Os professores do distrito de Bragança, Vila Real, Porto, Braga, Viana do Castelo e da Região Autónoma dos Açores estão hoje em greve.
Este é o último dia desta paralisação nacional que começou segunda-feira e foi percorrendo o país faseadamente por regiões.
No distrito de Bragança, a maior parte das escolas de primeiro ciclo e jardins de infância estão fechados, segundo avança Carlos Silvestre, delegado Regional do distrito do Sindicato dos Educadores e Professores Licenciados pelas Escolas Superiores de Educação e Universidades (SEPLEU), uma das 10 organizações sindicais envolvidas nesta paralisação:
“Dentro das expectativa que nós tínhamos, a adesão está a ser muito boa.
No distrito de Bragança, a maior parte das escolas do 1º ciclo e jardins de infância estão fechados.
No segundo e terceiro ciclos, e ensino secundário é muito difícil contabilizar, mas no final do dia esperamos ter mais detalhes sobre a adesão dos professores.”
Entre os motivos que estão na origem desta greve, estão a recuperação integral do tempo de serviço, ou seja, nove anos, quatro meses e dois dias, estatuto de carreira de docente, resolução de questões de aposentação, sobrecarga horária e ainda a precariedade.
O dirigente sindical do distrito de Bragança acusa o Governo de estar a enganar os portugueses com mentiras e falsas promessas:
“A principal razão da greve, neste momento, já são as mentiras que o Governo está a colocar em marcha em toda a opinião pública, tentando virar os portugueses contra os professores.
A nossa maior reivindicação é pelo recuperar do tempo de serviço que nos foi roubado, assim com o pedido para que não acabem com o estatuto de carreira de docente.
Temos ainda de fazer passar para a opinião pública todo o mal-estar com a questão das aposentações, um corpo docente envelhecido e uma sobrecarga enorme de trabalho sobre os professores que fazem de tudo para conseguir dar as aulas. Com isto, estamos a prejudicar o futuro de um país.
O Governo deveria estar preocupado que os professores trabalhassem para a educação do país para que as crianças pudessem ser cada vez mais livres, autónomas e independentes, e, na verdade, aquilo que temos feito, é despejar matéria e trabalhar para coisas que perdemos.”

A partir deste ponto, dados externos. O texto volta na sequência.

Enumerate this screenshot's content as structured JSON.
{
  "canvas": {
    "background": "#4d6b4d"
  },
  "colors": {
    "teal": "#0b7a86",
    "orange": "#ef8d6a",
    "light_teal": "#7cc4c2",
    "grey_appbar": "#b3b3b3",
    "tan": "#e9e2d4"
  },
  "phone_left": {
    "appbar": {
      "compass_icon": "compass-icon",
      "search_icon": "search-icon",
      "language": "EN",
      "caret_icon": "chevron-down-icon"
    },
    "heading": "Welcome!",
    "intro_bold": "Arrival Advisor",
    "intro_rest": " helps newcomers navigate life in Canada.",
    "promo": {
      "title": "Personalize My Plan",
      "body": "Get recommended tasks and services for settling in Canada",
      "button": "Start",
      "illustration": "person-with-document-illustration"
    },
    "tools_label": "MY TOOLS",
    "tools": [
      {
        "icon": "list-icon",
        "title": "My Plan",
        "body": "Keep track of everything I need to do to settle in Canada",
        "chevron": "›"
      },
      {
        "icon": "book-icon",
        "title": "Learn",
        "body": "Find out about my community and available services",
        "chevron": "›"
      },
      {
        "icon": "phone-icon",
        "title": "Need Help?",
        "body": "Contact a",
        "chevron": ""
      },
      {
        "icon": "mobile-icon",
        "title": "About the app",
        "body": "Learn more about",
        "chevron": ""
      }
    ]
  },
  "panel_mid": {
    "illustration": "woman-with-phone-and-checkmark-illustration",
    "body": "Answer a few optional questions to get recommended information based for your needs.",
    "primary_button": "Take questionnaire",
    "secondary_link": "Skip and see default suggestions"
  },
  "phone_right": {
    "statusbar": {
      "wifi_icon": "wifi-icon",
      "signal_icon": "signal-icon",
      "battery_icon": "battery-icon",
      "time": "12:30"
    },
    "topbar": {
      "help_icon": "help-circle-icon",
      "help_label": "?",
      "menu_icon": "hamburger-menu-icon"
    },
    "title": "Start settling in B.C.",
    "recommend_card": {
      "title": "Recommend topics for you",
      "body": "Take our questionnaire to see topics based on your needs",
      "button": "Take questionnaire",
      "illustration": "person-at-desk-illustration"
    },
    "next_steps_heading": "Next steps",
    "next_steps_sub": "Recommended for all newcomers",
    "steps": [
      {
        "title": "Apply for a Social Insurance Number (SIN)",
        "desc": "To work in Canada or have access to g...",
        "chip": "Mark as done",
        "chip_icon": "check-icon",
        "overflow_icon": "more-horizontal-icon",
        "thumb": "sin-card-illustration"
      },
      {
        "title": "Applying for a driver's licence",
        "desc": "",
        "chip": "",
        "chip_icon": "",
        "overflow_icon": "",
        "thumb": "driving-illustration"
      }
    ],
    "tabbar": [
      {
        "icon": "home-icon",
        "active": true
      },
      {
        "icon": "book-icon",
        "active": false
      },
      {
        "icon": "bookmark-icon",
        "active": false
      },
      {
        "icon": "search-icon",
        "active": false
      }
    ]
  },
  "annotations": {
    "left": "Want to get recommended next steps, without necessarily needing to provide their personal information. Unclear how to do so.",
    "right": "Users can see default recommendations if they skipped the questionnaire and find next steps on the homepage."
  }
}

No Agrupamento de Escolas de Macedo de Cavaleiros a adesão à greve está a ter um impacto significativo, principalmente nos 3º e 4º anos que hoje não tiveram nenhuma turma com professor, adianta Paulo Dias, diretor deste agrupamento:
“Está a ter um impacto muito significativo.

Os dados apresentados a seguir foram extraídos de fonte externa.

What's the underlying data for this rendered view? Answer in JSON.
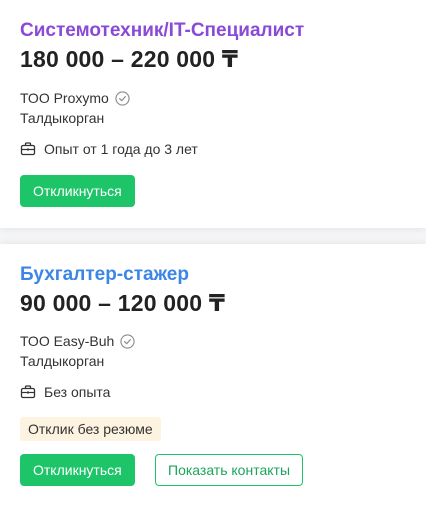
{
  "vacancies": [
    {
      "title": "Системотехник/IT-Специалист",
      "salary": "180 000 – 220 000 ₸",
      "company": "ТОО Proxymo",
      "city": "Талдыкорган",
      "experience": "Опыт от 1 года до 3 лет",
      "apply_label": "Откликнуться",
      "title_color": "#8a4ad8"
    },
    {
      "title": "Бухгалтер-стажер",
      "salary": "90 000 – 120 000 ₸",
      "company": "ТОО Easy-Buh",
      "city": "Талдыкорган",
      "experience": "Без опыта",
      "badge": "Отклик без резюме",
      "apply_label": "Откликнуться",
      "contacts_label": "Показать контакты",
      "title_color": "#3b86e6"
    }
  ],
  "icons": {
    "verified": "verified-check-icon",
    "experience": "briefcase-icon"
  },
  "colors": {
    "accent_green": "#1ec468",
    "badge_bg": "#fdf3e1"
  }
}
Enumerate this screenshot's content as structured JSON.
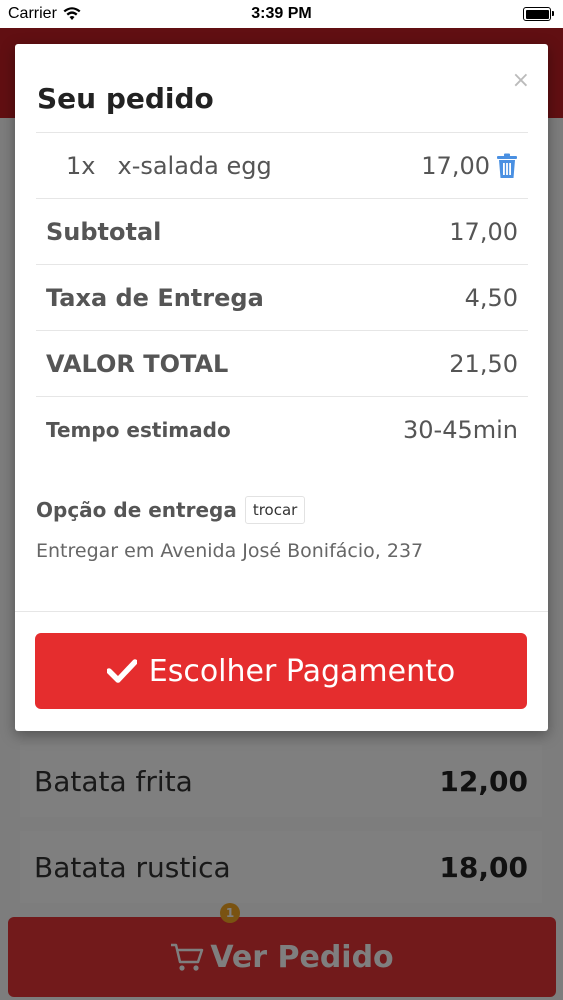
{
  "status_bar": {
    "carrier": "Carrier",
    "time": "3:39 PM"
  },
  "background": {
    "menu_items": [
      {
        "name": "Batata frita",
        "price": "12,00"
      },
      {
        "name": "Batata rustica",
        "price": "18,00"
      }
    ],
    "cart_button": {
      "label": "Ver Pedido",
      "badge_count": "1"
    }
  },
  "modal": {
    "title": "Seu pedido",
    "close_label": "×",
    "item": {
      "qty": "1x",
      "name": "x-salada egg",
      "price": "17,00"
    },
    "subtotal": {
      "label": "Subtotal",
      "value": "17,00"
    },
    "delivery_fee": {
      "label": "Taxa de Entrega",
      "value": "4,50"
    },
    "total": {
      "label": "VALOR TOTAL",
      "value": "21,50"
    },
    "estimated_time": {
      "label": "Tempo estimado",
      "value": "30-45min"
    },
    "delivery_option": {
      "label": "Opção de entrega",
      "change_label": "trocar",
      "address": "Entregar em Avenida José Bonifácio, 237"
    },
    "pay_button": {
      "label": "Escolher Pagamento"
    }
  },
  "colors": {
    "brand_red": "#c21f24",
    "button_red": "#e52d2e",
    "trash_blue": "#4a90e2",
    "badge_orange": "#f5a623"
  },
  "icons": [
    "wifi-icon",
    "battery-icon",
    "close-icon",
    "trash-icon",
    "check-icon",
    "cart-icon"
  ]
}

Ao nível do primeiro ciclo, não houveram aulas para os 3º e 4º anos e temos três turmas de 2º ano e outra de pré-escolar sem professor. Nos restantes ciclos também temos muito professores a faltar, ainda estamos a fazer as contagens porque nesses casos os profissionais fazem greve de hora a hora.”

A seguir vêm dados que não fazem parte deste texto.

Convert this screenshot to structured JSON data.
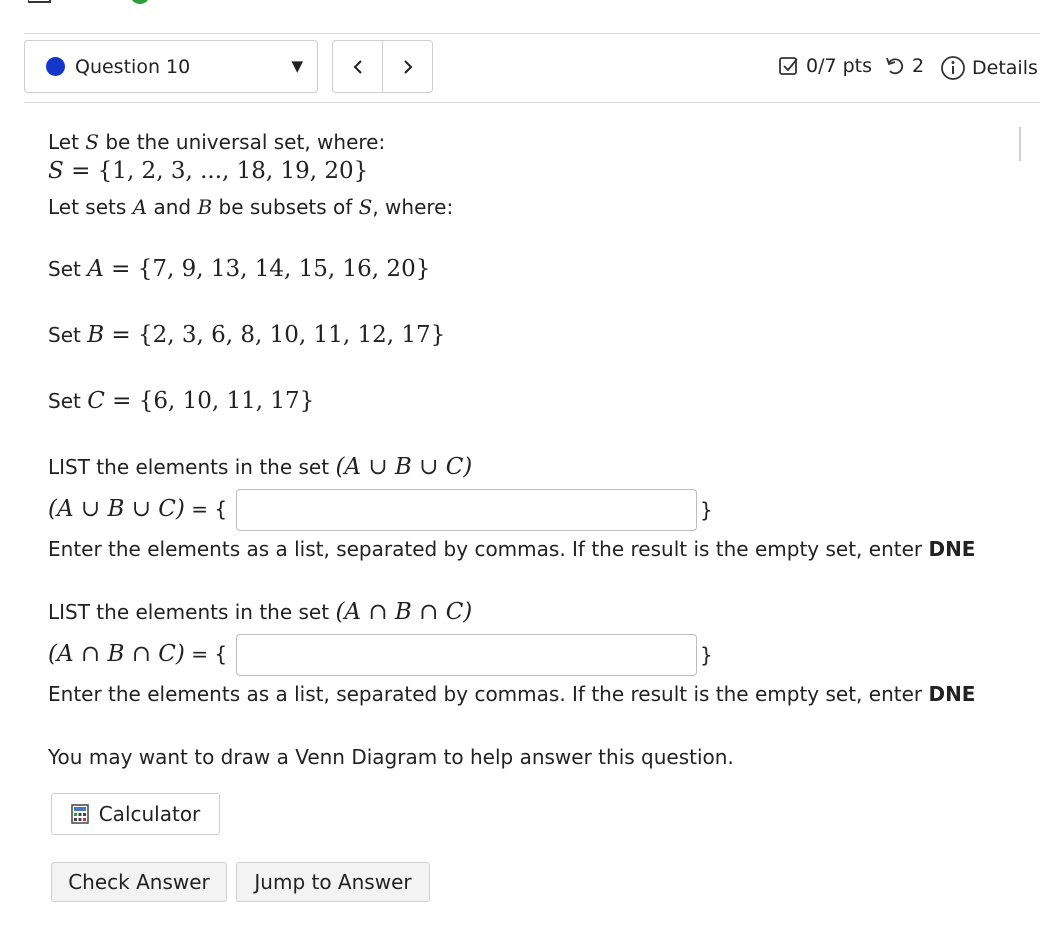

Júlia Borges é encarregada de educação de uma aluna do 5º ano que hoje não teve aulas por conta da greve. Uma situação que causa alguns transtornos, diz:
“Não tem qualquer aula. Eu tenho que trabalhar e, por isso, vou ligar ao meu marido para ver se pode vir buscar a menina. Esta situação afeta bastante o quotidiano.”
Esta greve começou segunda-feira e termina hoje no Porto, estando ainda marcada para amanhã, Dia Internacional do Professor, uma manifestação em Lisboa.